Tout le long du montage, je devais régler mes curseurs pour en pas être trop dans le côté Kollywood, et ramener du côté occidental — ou l’inverse. Sur ce film, je traçais un peu une ligne rouge où je basculais entre l’un et l’autre. Au-delà de l’expérience de la double-culture ou de la langue — on est quasi à 50% en français et en tamoul — c’était un équilibre à trouver entre les deux.
La question du mélange des cultures à 50% et de l’intégration est, au fond, le cœur du film…
Je vais parler en mon nom : j’ai été le plus heureux quand j’ai accepté ma patrie d’origine.

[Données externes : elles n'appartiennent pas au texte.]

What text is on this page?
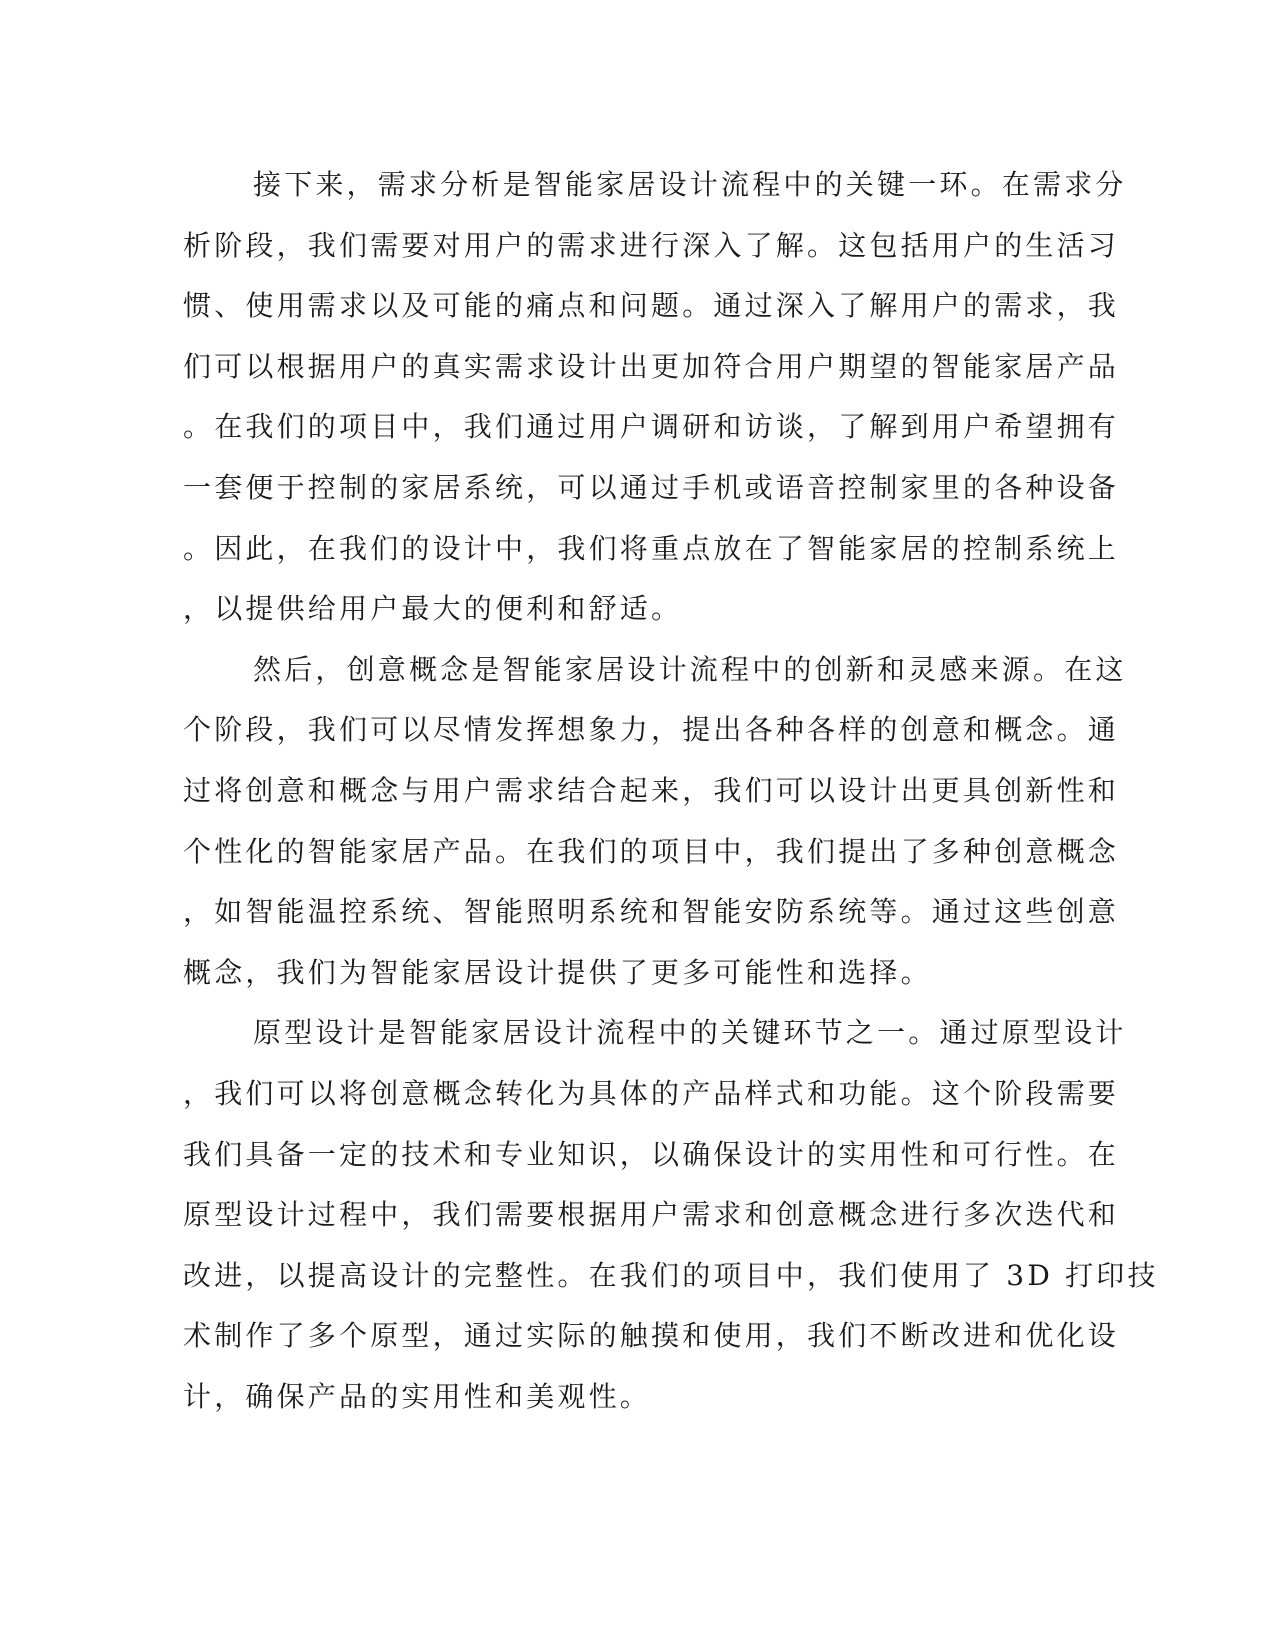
接下来，需求分析是智能家居设计流程中的关键一环。在需求分
析阶段，我们需要对用户的需求进行深入了解。这包括用户的生活习
惯、使用需求以及可能的痛点和问题。通过深入了解用户的需求，我
们可以根据用户的真实需求设计出更加符合用户期望的智能家居产品
。在我们的项目中，我们通过用户调研和访谈，了解到用户希望拥有
一套便于控制的家居系统，可以通过手机或语音控制家里的各种设备
。因此，在我们的设计中，我们将重点放在了智能家居的控制系统上
，以提供给用户最大的便利和舒适。
然后，创意概念是智能家居设计流程中的创新和灵感来源。在这
个阶段，我们可以尽情发挥想象力，提出各种各样的创意和概念。通
过将创意和概念与用户需求结合起来，我们可以设计出更具创新性和
个性化的智能家居产品。在我们的项目中，我们提出了多种创意概念
，如智能温控系统、智能照明系统和智能安防系统等。通过这些创意
概念，我们为智能家居设计提供了更多可能性和选择。
原型设计是智能家居设计流程中的关键环节之一。通过原型设计
，我们可以将创意概念转化为具体的产品样式和功能。这个阶段需要
我们具备一定的技术和专业知识，以确保设计的实用性和可行性。在
原型设计过程中，我们需要根据用户需求和创意概念进行多次迭代和
改进，以提高设计的完整性。在我们的项目中，我们使用了 3D 打印技
术制作了多个原型，通过实际的触摸和使用，我们不断改进和优化设
计，确保产品的实用性和美观性。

C’est quand je suis les deux que je me sens accompli ; pas en reniant l’un ou l’autre. Parce que forcément, si on doit choisir, on a l’impression de trahir l’autre.
Et je le crie haut et fort : Little Jaffna est un film français ! On a la chance, d’avoir un cinéma qui nous permet de raconter des récits comme ça. Parce qu’en Inde, ils n’auraient jamais de la vie fait un film avec que des Blancs. En tout cas, je pense que je n’aurais jamais pu faire ailleurs ce film qu’en France. Je suis hyper content.
Le film va-t-il sortir au Sri Lanka ?
J’adorerais. Mais je pense que c’est impossible. Ça va être censuré, forcément. Quand on parle en mal du gouvernement, ne serait-ce que le carton de la fin, qui dit : « On voudrait juste avoir une reconnaissance » Ils vont couper toutes les parties bonnes, ils vont garder toutes les mauvaises en se disant : « Regardez, on avait raison ! » (sourire). Mais en Inde, par exemple, le film a été très bien reçu à un festival qui s’appelle MAMI à Mumbai. Et il y a plusieurs distributeurs qui sont intéressés…

Little Jaffna de & avec Lawrence Valin (Fr., 1h40) avec également Kawsie Chandra, Puviraj Raveendran, Vela Ramamoorthy… En salle le 30 avril 2025.